Житие сестер обители Тёсс
Шрифт:
Итак, игра предполагает прежде всего спонтанную деятельность, свободную от прагматического целеполагания и доступную для наслаждения, незаинтересованного эстетического любования ею: «А внутри она (гора, Бог. — М.Р.) сама в себе играла струящимся золотом в неизъяснимой любви (ССБ 56)»; «Бог словно играет и смеется в добром поступке» (EDW/3: 364).
Игра распространяется на целое мироздание, хотя и центрируется вокруг человека. Троичный процесс понят как «игра» ипостасей внутри Божества, «играющего», в свою очередь, внутри себя самого: «О, как отрадно душа Христова в нераздельной Святой Троице играет» (ССБ 162); «Тогда взыграл Святой Дух к Отцу в великой щедрости» (ССБ 80); «Он играет в Своем отцовском сердце, как солнце играет в себе самом» (ChE2 35); «Сие у Меня от Моего игривого Божества, что Я делаю то, чего Мне только захочется» (ChE2 27); «Я — с Ним, так что Он воспринимает <...> игривый отблеск Моего вечного образа» (ЕО 448).
Христос
Мистическое единение между Христом и харизматиком происходит также в виде «игры»: «Так влечет Он ее (душу. — М.Р.) далее в потаенное место <...> и желает лишь с нею играть ту игру, какой ни тело не ведает, ни крестьяне за плугом, ни рыцари на турнире, ни Его любезная Матерь Мария» (ССБ 22); «<...> разве что захочет она, поистине всего упразднись и совлекшись, в божественных Моих объятиях лежать, и чтобы Мне с нею играть <...>, и ей вовеки во Святой Моей Троице душой и телом парить и досыта играть и как рыба в море утопать» (ССБ 160); «Часто играет так Бог в душе и с душой, и тотчас же отходит, как только душа захочет Его удержать» (БА 121); «Он разыгрывает с тобой любовную игру, и Ему мало этой игры» (с. 205 наст. изд.); «<...> Я не смогу продолжать с тобой Моей игры, как мог бы, если бы ты приорессой не стала» (с. 118 наст. изд.); «В тебе имею Мое любезное дело, оно для Меня — сладостная игра» (с. 244 наст. изд.).
Понятие игры включает в себя драматургические элементы. «Любовная игра» («minnespil») между Христом и душой (HS 20; FLG 286) является «театральной пьесой» («wartspil». — HS 469) и «струнной игрой» («seitenspil». — FLG 22).
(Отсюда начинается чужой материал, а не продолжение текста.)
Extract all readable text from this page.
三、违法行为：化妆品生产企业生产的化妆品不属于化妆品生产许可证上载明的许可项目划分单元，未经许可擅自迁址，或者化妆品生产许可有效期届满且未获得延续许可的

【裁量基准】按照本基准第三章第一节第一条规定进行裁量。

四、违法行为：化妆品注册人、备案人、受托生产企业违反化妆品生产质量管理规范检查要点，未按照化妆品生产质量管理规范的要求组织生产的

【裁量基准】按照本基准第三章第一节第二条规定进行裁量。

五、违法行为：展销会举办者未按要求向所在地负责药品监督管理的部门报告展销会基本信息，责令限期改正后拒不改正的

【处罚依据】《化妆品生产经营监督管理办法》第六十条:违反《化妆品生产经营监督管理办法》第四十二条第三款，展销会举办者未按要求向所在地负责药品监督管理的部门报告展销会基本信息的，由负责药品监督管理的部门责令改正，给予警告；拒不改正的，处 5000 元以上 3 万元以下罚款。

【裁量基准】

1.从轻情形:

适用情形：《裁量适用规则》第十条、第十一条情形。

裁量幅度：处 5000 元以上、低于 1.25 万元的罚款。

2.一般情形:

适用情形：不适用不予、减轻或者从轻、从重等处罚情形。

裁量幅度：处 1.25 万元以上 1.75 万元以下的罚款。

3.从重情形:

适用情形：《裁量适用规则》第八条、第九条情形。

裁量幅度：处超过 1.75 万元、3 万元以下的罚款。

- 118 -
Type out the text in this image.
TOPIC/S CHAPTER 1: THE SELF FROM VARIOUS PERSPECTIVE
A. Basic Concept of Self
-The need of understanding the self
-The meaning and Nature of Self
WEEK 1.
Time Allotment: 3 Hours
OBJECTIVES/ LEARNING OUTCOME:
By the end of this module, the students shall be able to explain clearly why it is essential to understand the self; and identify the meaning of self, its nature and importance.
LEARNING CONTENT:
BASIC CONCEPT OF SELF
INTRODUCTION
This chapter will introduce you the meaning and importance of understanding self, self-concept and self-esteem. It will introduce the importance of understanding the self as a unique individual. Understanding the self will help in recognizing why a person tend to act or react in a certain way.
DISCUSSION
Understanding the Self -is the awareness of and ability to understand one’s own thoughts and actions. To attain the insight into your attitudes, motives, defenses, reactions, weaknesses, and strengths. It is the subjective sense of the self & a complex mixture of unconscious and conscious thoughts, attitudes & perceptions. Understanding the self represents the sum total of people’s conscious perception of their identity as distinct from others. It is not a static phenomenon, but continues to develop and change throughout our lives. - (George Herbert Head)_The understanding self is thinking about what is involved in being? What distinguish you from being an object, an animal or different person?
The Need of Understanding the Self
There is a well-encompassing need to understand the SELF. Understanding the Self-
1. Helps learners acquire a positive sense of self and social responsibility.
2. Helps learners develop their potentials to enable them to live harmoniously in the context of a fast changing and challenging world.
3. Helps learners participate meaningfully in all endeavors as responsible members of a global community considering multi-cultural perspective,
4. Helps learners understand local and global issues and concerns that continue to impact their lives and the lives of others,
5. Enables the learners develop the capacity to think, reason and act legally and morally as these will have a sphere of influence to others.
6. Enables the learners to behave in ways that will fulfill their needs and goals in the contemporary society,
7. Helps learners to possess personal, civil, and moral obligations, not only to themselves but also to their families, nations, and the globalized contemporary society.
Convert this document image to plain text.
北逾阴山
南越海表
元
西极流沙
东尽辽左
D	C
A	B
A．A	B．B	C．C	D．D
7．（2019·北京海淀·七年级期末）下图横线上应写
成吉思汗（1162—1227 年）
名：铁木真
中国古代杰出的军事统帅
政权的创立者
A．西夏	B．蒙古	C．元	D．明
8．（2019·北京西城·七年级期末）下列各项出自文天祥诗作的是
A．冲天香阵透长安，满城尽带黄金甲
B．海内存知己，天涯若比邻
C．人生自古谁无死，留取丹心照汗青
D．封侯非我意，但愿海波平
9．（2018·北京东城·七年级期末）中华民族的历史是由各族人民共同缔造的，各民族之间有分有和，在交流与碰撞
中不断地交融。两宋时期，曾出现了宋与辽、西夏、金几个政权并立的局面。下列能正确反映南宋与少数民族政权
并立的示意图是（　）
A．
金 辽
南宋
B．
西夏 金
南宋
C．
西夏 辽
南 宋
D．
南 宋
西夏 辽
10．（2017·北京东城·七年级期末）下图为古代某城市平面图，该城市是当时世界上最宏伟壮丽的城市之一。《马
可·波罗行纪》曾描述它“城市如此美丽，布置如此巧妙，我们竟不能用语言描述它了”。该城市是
Применительно к последней уместно говорить о «полногласных звуках» («spildon»), «предзвучиях» («vordon») и «послезвучиях» («nachdon») (ME 131; с. 278 наст. изд.). «Игра» Бога не просто «разыгрывается», а «исполняется» («vorspilen») пред харизматиком (HS 182) [1066] . В таком контексте танцующий харизматик, скачущие насельники неба и пляшущий Бог (см.: ГС 25; ChE2 22), ибо они исполняют «трипудий» и водят «хоровод» («tripudium vel chorea». — AB 6), выглядят вполне органично.
1066
Ср.: «Молитвы праведников доставляют Богу радость и изрядное удовольствие. Не иначе, как какой-нибудь большой князь веселится и радуется, когда мимы (mimi) и жонглеры (joculatores) показывают ему свое искусство (artes) и разыгрывают перед ним различные игры (ludos), вот так же и Бог» (АВ 93).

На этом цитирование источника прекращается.